When does the Amorino Post-Termination Non-Compliance Delay Fee apply?
Amorino Franchise · 2025 FDDAnswer from 2025 FDD Document
| Store Opening Promotional Fee | $5,000 for a Traditional Store and Kiosk; $3,000 for a Mobile Structure outlet | Due prior to the opening of your Store | You must provide Amorino with written evidence that you have spent these minimum amounts for appropriate expenses for the marketing and advertising of the opening of your Store |
|---|---|---|---|
| Costs for Proprietary Products to be sold in Store | 10% to 30% above our wholesale cost | As incurred | You are required to purchase pre mixed gelato and sorbet, as well as certain beverages, food products, and other ingredients which are produced or manufactured in accordance with our proprietary recipes, specifications, and/or formulas from us, our affiliate 18°, or a designated supplier. |
| Other Related Promotional Costs | Our actual printing costs | As incurred | You are required to participate in any loyalty programs, prize promotions, gift card programs, and/or any other such promotional campaign that the Franchisor designates.
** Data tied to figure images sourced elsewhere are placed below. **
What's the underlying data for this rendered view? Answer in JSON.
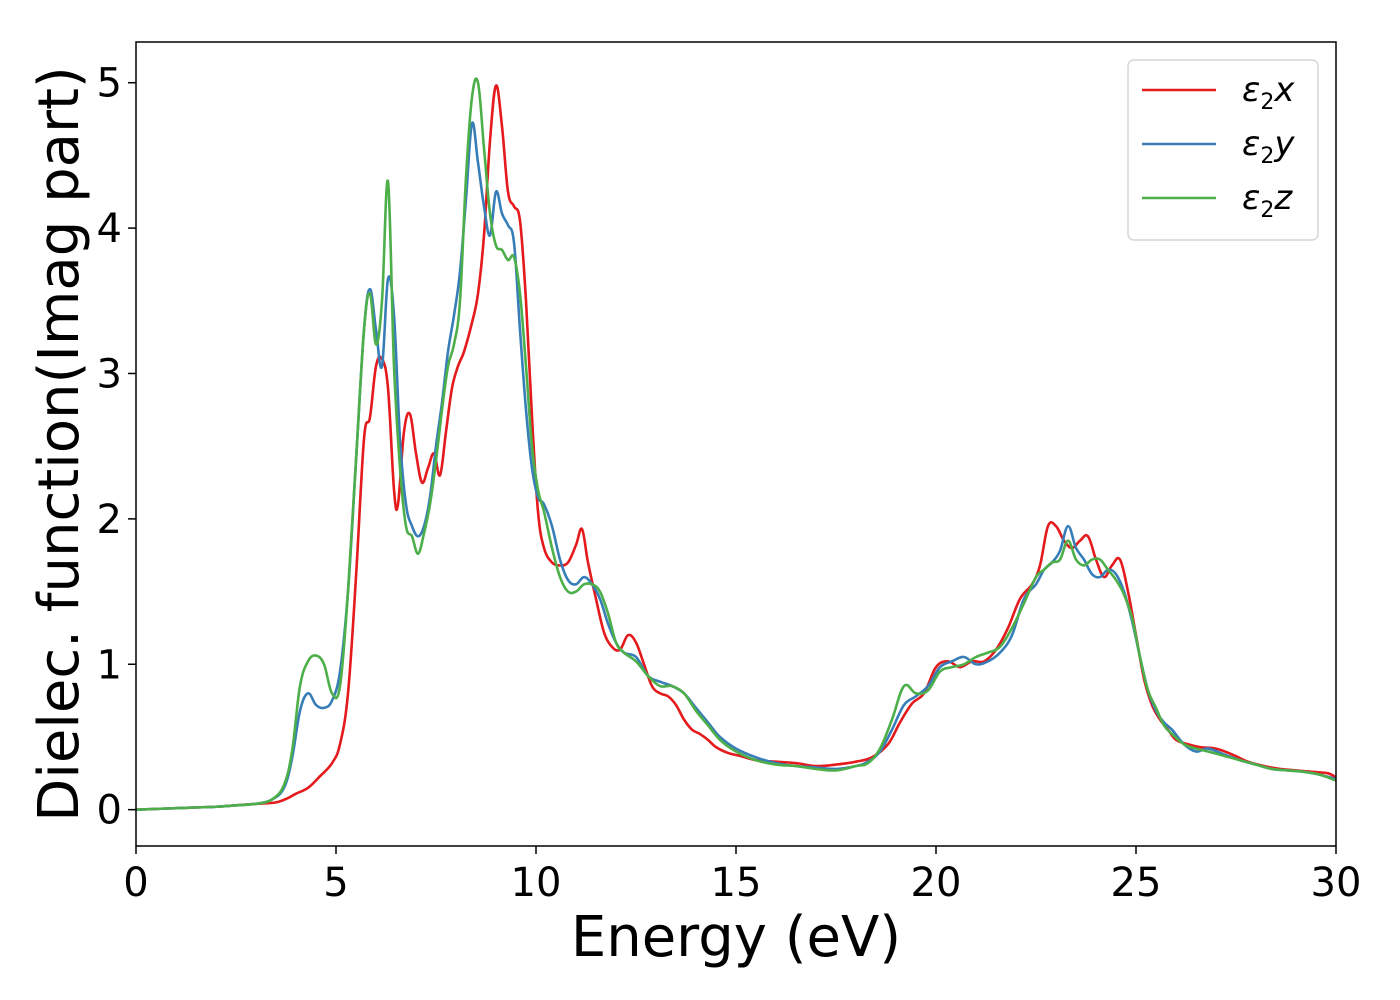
{
  "chart_data": {
    "type": "line",
    "title": "",
    "xlabel": "Energy (eV)",
    "ylabel": "Dielec. function(Imag part)",
    "xlim": [
      0,
      30
    ],
    "ylim": [
      -0.25,
      5.28
    ],
    "xticks": [
      0,
      5,
      10,
      15,
      20,
      25,
      30
    ],
    "yticks": [
      0,
      1,
      2,
      3,
      4,
      5
    ],
    "grid": false,
    "legend_position": "top-right",
    "series": [
      {
        "name": "ε2x",
        "legend_base": "ε",
        "legend_sub": "2",
        "legend_suffix": "x",
        "color": "#e41a1c",
        "x": [
          0,
          1,
          2,
          2.5,
          3,
          3.5,
          3.8,
          4.0,
          4.3,
          4.6,
          4.9,
          5.1,
          5.3,
          5.5,
          5.7,
          5.85,
          6.0,
          6.15,
          6.3,
          6.45,
          6.55,
          6.7,
          6.85,
          7.0,
          7.15,
          7.3,
          7.45,
          7.6,
          7.75,
          7.9,
          8.05,
          8.2,
          8.4,
          8.55,
          8.7,
          8.85,
          9.0,
          9.15,
          9.3,
          9.45,
          9.6,
          9.75,
          9.9,
          10.05,
          10.2,
          10.4,
          10.6,
          10.8,
          11.0,
          11.15,
          11.3,
          11.5,
          11.7,
          11.9,
          12.1,
          12.3,
          12.5,
          12.7,
          12.9,
          13.1,
          13.3,
          13.5,
          13.7,
          13.9,
          14.1,
          14.3,
          14.5,
          14.8,
          15.1,
          15.5,
          16.0,
          16.5,
          17.0,
          17.5,
          18.0,
          18.4,
          18.8,
          19.1,
          19.4,
          19.7,
          20.0,
          20.3,
          20.6,
          20.9,
          21.2,
          21.5,
          21.8,
          22.1,
          22.4,
          22.6,
          22.8,
          23.0,
          23.2,
          23.4,
          23.6,
          23.8,
          24.0,
          24.2,
          24.4,
          24.6,
          24.8,
          25.0,
          25.2,
          25.4,
          25.6,
          25.8,
          26.0,
          26.3,
          26.6,
          27.0,
          27.4,
          27.8,
          28.2,
          28.6,
          29.0,
          29.4,
          29.8,
          30.0
        ],
        "y": [
          0.0,
          0.01,
          0.02,
          0.03,
          0.04,
          0.05,
          0.08,
          0.11,
          0.15,
          0.23,
          0.32,
          0.45,
          0.8,
          1.6,
          2.55,
          2.7,
          3.05,
          3.1,
          2.9,
          2.2,
          2.1,
          2.6,
          2.72,
          2.45,
          2.25,
          2.35,
          2.45,
          2.3,
          2.6,
          2.9,
          3.05,
          3.15,
          3.35,
          3.55,
          3.95,
          4.6,
          4.98,
          4.7,
          4.25,
          4.15,
          4.05,
          3.5,
          2.7,
          2.05,
          1.8,
          1.7,
          1.68,
          1.7,
          1.82,
          1.93,
          1.7,
          1.45,
          1.22,
          1.12,
          1.1,
          1.2,
          1.15,
          1.0,
          0.85,
          0.8,
          0.78,
          0.72,
          0.62,
          0.55,
          0.52,
          0.48,
          0.43,
          0.39,
          0.37,
          0.34,
          0.33,
          0.32,
          0.3,
          0.31,
          0.33,
          0.36,
          0.45,
          0.6,
          0.73,
          0.8,
          0.98,
          1.02,
          0.98,
          1.02,
          1.02,
          1.1,
          1.25,
          1.45,
          1.55,
          1.68,
          1.95,
          1.95,
          1.85,
          1.8,
          1.85,
          1.88,
          1.72,
          1.6,
          1.68,
          1.72,
          1.5,
          1.2,
          0.9,
          0.72,
          0.62,
          0.55,
          0.48,
          0.45,
          0.43,
          0.42,
          0.38,
          0.33,
          0.3,
          0.28,
          0.27,
          0.26,
          0.25,
          0.22
        ]
      },
      {
        "name": "ε2y",
        "legend_base": "ε",
        "legend_sub": "2",
        "legend_suffix": "y",
        "color": "#377eb8",
        "x": [
          0,
          1,
          2,
          2.5,
          3,
          3.4,
          3.7,
          3.9,
          4.1,
          4.3,
          4.5,
          4.7,
          4.9,
          5.1,
          5.3,
          5.5,
          5.7,
          5.85,
          6.0,
          6.15,
          6.3,
          6.45,
          6.6,
          6.75,
          6.9,
          7.05,
          7.2,
          7.35,
          7.5,
          7.65,
          7.8,
          7.95,
          8.1,
          8.25,
          8.4,
          8.55,
          8.7,
          8.85,
          9.0,
          9.15,
          9.3,
          9.45,
          9.6,
          9.75,
          9.9,
          10.05,
          10.2,
          10.4,
          10.6,
          10.8,
          11.0,
          11.2,
          11.4,
          11.6,
          11.8,
          12.0,
          12.2,
          12.5,
          12.8,
          13.1,
          13.4,
          13.7,
          14.0,
          14.3,
          14.6,
          15.0,
          15.5,
          16.0,
          16.5,
          17.0,
          17.5,
          18.0,
          18.3,
          18.6,
          18.9,
          19.2,
          19.5,
          19.8,
          20.1,
          20.4,
          20.7,
          21.0,
          21.3,
          21.6,
          21.9,
          22.2,
          22.5,
          22.7,
          22.9,
          23.1,
          23.3,
          23.5,
          23.7,
          23.9,
          24.1,
          24.3,
          24.5,
          24.7,
          24.9,
          25.1,
          25.3,
          25.5,
          25.7,
          25.9,
          26.2,
          26.5,
          26.8,
          27.2,
          27.6,
          28.0,
          28.4,
          28.8,
          29.2,
          29.6,
          30.0
        ],
        "y": [
          0.0,
          0.01,
          0.02,
          0.03,
          0.04,
          0.07,
          0.15,
          0.35,
          0.68,
          0.8,
          0.72,
          0.7,
          0.75,
          0.95,
          1.5,
          2.4,
          3.3,
          3.58,
          3.3,
          3.05,
          3.65,
          3.4,
          2.55,
          2.1,
          1.95,
          1.88,
          1.95,
          2.15,
          2.5,
          2.8,
          3.15,
          3.4,
          3.7,
          4.2,
          4.72,
          4.45,
          4.15,
          3.95,
          4.25,
          4.1,
          4.02,
          3.9,
          3.3,
          2.75,
          2.35,
          2.15,
          2.1,
          1.95,
          1.72,
          1.58,
          1.55,
          1.6,
          1.55,
          1.45,
          1.28,
          1.15,
          1.08,
          1.05,
          0.92,
          0.88,
          0.85,
          0.8,
          0.7,
          0.6,
          0.5,
          0.42,
          0.36,
          0.32,
          0.3,
          0.29,
          0.28,
          0.3,
          0.33,
          0.4,
          0.55,
          0.72,
          0.78,
          0.85,
          0.98,
          1.02,
          1.05,
          1.0,
          1.02,
          1.08,
          1.2,
          1.45,
          1.55,
          1.65,
          1.7,
          1.78,
          1.95,
          1.8,
          1.72,
          1.62,
          1.6,
          1.65,
          1.62,
          1.5,
          1.3,
          1.05,
          0.82,
          0.68,
          0.6,
          0.55,
          0.45,
          0.4,
          0.42,
          0.38,
          0.34,
          0.31,
          0.28,
          0.27,
          0.26,
          0.24,
          0.21
        ]
      },
      {
        "name": "ε2z",
        "legend_base": "ε",
        "legend_sub": "2",
        "legend_suffix": "z",
        "color": "#4daf4a",
        "x": [
          0,
          1,
          2,
          2.5,
          3,
          3.4,
          3.7,
          3.9,
          4.1,
          4.3,
          4.5,
          4.7,
          4.9,
          5.1,
          5.3,
          5.5,
          5.7,
          5.85,
          6.0,
          6.15,
          6.3,
          6.45,
          6.6,
          6.75,
          6.9,
          7.05,
          7.2,
          7.35,
          7.5,
          7.65,
          7.8,
          7.95,
          8.1,
          8.25,
          8.4,
          8.55,
          8.7,
          8.85,
          9.0,
          9.15,
          9.3,
          9.45,
          9.6,
          9.75,
          9.9,
          10.05,
          10.2,
          10.4,
          10.6,
          10.8,
          11.0,
          11.2,
          11.4,
          11.6,
          11.8,
          12.0,
          12.2,
          12.5,
          12.8,
          13.1,
          13.4,
          13.7,
          14.0,
          14.3,
          14.6,
          15.0,
          15.5,
          16.0,
          16.5,
          17.0,
          17.5,
          18.0,
          18.3,
          18.6,
          18.9,
          19.2,
          19.5,
          19.8,
          20.1,
          20.4,
          20.7,
          21.0,
          21.3,
          21.6,
          21.9,
          22.2,
          22.5,
          22.7,
          22.9,
          23.1,
          23.3,
          23.5,
          23.7,
          23.9,
          24.1,
          24.3,
          24.5,
          24.7,
          24.9,
          25.1,
          25.3,
          25.5,
          25.7,
          25.9,
          26.2,
          26.5,
          26.8,
          27.2,
          27.6,
          28.0,
          28.4,
          28.8,
          29.2,
          29.6,
          30.0
        ],
        "y": [
          0.0,
          0.01,
          0.02,
          0.03,
          0.04,
          0.07,
          0.17,
          0.4,
          0.85,
          1.02,
          1.06,
          1.0,
          0.8,
          0.85,
          1.5,
          2.4,
          3.3,
          3.55,
          3.2,
          3.5,
          4.32,
          3.05,
          2.35,
          1.95,
          1.88,
          1.76,
          1.9,
          2.1,
          2.4,
          2.75,
          3.05,
          3.2,
          3.5,
          4.35,
          4.9,
          5.0,
          4.55,
          4.1,
          3.88,
          3.85,
          3.78,
          3.8,
          3.55,
          3.05,
          2.5,
          2.2,
          2.05,
          1.8,
          1.6,
          1.5,
          1.5,
          1.55,
          1.55,
          1.5,
          1.35,
          1.15,
          1.08,
          1.02,
          0.92,
          0.85,
          0.85,
          0.8,
          0.68,
          0.58,
          0.48,
          0.4,
          0.34,
          0.31,
          0.3,
          0.28,
          0.27,
          0.3,
          0.32,
          0.42,
          0.62,
          0.85,
          0.8,
          0.82,
          0.95,
          0.98,
          1.0,
          1.05,
          1.08,
          1.12,
          1.25,
          1.42,
          1.6,
          1.65,
          1.7,
          1.72,
          1.85,
          1.72,
          1.68,
          1.72,
          1.72,
          1.65,
          1.58,
          1.48,
          1.32,
          1.05,
          0.82,
          0.7,
          0.58,
          0.52,
          0.45,
          0.42,
          0.4,
          0.37,
          0.34,
          0.31,
          0.28,
          0.27,
          0.26,
          0.24,
          0.2
        ]
      }
    ]
  }
}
Such participation shall be at your own expense. |
| Interest on Late Payments | 18% per year or the maximum percentage permitted by law(6) | Continues to accrue until paid. | Any payment or other amount owed to us under the franchise agreement or any other agreement will bear interest, compounded monthly beginning on the day after the due date. |
| Post-Termination Non-Compliance Delay Fee | $500 | Each day of non-compliance | With respect to the de-branding requirements and other post termination obligations, you must pay a delay fee of $500 for each day |
Source: Item 6 — OTHER FEES (FDD pages 17–22)
What This Means (2025 FDD)
According to Amorino's 2025 Franchise Disclosure Document, the Post-Termination Non-Compliance Delay Fee applies if a franchisee fails to meet the de-branding requirements and other obligations after the termination of the franchise agreement. This fee is $500 for each day the franchisee remains non-compliant.
This means that if an Amorino franchisee does not remove branding, cease operations, or fulfill other post-termination duties as required by the franchise agreement, they will incur a daily penalty of $500. This fee continues to accrue for each day of non-compliance, potentially resulting in a significant financial burden.
It is important for prospective Amorino franchisees to understand the specific de-branding requirements and post-termination obligations outlined in Item 17 of the FDD. Franchisees should also have a plan in place to ensure they can meet these obligations promptly upon termination, whether voluntary or involuntary, to avoid incurring these delay fees. This could include budgeting for the costs of de-branding and ensuring they have the resources to comply with all requirements in a timely manner.